One reason is that without them there is no way to get to the parent directory. Or get a handle to the current directory.
Without them, we cannot do such things as:
./run_this
Indeed, we couldn't add '.' to the $PATH, meaning we couldn't ever execute files that weren't already in the path.
These are normal directories, they are "hard links" to the current directory and directory above. They are present in all directories (even at the root level, where .. is exactly the same as .).
When using ls, you can filter out . and .. with ls -A (note the capital -A).
When applying a command to all dot-files, but not . or .., I often use .??* which matches only dot-file with a name of three characters or more.
touch .??*
Note this pattern also excludes any other file that begins with dot and is only two characters long (e.g. .x) but those files are uncommon.
When using programmatic file-listers like readdir() I do have to exclude . and .. manually. Since these two files are supposed to be first in the list returned by readdir() you can do this:
#files = readdir(DIR);
for (1..2) { shift #files; } # get rid of . and ..
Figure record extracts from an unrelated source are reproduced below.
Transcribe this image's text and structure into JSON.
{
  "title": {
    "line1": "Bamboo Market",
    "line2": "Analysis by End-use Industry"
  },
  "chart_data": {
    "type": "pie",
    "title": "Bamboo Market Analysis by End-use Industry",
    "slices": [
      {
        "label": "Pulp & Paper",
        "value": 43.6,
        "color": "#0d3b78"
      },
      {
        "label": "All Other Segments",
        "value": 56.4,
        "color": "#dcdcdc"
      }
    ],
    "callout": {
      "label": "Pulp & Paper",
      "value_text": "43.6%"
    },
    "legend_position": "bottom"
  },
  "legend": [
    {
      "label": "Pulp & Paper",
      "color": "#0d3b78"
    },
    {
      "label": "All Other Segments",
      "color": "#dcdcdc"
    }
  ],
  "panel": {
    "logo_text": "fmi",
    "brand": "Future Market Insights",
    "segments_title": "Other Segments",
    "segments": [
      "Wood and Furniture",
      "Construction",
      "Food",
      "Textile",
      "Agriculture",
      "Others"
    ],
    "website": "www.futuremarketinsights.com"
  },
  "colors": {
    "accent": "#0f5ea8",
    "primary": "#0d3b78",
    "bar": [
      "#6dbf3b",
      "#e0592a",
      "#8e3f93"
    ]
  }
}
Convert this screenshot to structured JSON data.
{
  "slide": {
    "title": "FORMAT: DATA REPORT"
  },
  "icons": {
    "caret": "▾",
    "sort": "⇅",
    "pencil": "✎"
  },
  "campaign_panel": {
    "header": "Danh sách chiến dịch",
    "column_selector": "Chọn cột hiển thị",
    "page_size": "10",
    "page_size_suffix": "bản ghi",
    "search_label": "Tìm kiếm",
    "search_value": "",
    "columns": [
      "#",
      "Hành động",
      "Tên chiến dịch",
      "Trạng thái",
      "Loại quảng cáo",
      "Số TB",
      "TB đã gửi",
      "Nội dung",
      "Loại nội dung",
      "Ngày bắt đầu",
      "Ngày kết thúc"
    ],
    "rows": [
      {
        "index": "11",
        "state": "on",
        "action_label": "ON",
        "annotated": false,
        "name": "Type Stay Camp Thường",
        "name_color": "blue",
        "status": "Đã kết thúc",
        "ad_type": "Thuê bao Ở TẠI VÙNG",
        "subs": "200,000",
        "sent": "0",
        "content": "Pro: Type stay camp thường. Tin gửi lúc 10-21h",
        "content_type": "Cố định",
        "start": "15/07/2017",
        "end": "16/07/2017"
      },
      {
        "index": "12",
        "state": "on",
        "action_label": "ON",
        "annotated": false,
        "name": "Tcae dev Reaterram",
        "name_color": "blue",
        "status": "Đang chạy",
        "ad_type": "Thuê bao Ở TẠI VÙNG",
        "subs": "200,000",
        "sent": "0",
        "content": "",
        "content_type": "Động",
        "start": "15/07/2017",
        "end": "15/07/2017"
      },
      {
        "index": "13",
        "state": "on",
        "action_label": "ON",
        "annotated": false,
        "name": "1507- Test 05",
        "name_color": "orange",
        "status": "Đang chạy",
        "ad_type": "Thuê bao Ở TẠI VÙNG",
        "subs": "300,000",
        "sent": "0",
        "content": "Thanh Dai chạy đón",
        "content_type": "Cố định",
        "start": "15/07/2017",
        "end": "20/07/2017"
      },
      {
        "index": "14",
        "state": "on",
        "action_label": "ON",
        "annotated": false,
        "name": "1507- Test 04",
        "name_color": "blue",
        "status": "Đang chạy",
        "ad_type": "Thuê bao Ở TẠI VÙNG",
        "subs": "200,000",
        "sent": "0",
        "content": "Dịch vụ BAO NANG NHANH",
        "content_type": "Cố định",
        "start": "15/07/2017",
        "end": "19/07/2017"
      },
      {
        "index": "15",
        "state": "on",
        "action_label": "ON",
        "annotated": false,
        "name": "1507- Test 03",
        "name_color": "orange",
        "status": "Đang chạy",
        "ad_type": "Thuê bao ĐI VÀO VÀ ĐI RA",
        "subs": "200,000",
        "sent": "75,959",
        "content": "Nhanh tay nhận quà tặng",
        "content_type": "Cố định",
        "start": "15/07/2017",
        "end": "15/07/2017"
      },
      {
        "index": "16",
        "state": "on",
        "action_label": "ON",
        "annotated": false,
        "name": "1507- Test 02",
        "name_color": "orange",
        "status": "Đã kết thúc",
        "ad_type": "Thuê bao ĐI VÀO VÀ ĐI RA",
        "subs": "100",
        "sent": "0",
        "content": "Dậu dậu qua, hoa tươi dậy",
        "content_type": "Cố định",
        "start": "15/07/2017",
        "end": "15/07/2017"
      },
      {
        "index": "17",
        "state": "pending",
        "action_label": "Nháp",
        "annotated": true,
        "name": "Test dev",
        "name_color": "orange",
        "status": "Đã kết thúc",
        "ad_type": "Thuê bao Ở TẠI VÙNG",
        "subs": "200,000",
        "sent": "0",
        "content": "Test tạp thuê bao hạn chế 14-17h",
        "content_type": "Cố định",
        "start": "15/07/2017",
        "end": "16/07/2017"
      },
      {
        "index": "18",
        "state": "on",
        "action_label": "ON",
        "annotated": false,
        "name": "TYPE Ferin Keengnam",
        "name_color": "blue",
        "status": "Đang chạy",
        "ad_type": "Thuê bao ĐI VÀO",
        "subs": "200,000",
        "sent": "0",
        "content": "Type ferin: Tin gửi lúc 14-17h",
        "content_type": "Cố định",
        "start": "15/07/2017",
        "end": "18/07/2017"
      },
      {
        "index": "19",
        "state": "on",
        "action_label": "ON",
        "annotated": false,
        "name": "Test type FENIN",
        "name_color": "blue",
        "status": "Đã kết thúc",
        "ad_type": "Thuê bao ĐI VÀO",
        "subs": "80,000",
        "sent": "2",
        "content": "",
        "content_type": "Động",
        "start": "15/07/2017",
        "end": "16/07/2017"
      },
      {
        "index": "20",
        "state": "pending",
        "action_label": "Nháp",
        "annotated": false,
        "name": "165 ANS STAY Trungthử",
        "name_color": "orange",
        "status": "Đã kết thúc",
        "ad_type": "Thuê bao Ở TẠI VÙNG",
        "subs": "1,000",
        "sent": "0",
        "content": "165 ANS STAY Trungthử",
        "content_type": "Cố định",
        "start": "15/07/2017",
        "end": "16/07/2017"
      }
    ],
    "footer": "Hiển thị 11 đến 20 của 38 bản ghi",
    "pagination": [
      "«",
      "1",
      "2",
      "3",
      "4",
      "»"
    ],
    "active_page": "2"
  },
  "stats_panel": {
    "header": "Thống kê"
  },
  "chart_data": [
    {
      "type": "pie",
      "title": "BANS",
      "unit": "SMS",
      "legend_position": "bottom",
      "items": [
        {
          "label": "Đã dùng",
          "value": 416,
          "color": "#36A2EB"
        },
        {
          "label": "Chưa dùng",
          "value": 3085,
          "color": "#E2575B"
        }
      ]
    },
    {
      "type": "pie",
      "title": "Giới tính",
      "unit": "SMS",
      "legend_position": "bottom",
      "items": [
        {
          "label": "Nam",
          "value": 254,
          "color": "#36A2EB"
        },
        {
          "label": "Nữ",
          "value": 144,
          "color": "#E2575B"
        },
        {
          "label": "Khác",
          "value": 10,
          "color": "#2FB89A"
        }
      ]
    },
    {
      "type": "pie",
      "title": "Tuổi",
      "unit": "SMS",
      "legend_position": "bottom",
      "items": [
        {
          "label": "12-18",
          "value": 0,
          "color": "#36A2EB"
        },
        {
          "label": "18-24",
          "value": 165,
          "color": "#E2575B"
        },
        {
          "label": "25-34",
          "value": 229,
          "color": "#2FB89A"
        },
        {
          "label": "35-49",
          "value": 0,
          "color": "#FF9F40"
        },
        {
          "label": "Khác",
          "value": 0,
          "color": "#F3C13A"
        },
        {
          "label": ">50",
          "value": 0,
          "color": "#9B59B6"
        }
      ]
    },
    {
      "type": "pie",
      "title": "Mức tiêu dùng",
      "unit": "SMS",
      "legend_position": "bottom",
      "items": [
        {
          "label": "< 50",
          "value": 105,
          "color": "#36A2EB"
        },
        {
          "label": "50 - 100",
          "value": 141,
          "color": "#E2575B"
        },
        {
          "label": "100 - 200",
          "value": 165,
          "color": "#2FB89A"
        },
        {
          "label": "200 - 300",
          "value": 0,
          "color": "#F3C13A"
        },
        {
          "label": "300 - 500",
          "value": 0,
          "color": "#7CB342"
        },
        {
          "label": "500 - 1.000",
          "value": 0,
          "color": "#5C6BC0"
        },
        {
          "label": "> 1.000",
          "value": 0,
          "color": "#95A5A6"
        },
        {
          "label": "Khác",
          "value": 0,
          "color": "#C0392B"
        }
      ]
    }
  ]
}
# go on with your business
They are reported because they are stored in the directory listing. That's the way unices have always worked.
Because on Unix-like operating systems, the directory-listing commands include those, and you use them to move up and down in the filesystem hierarchy.
Something like grep { not /^.{1,2}\z/ } readdir HANDLE should work for you.
there is no good reason a directory scan should return these filenames.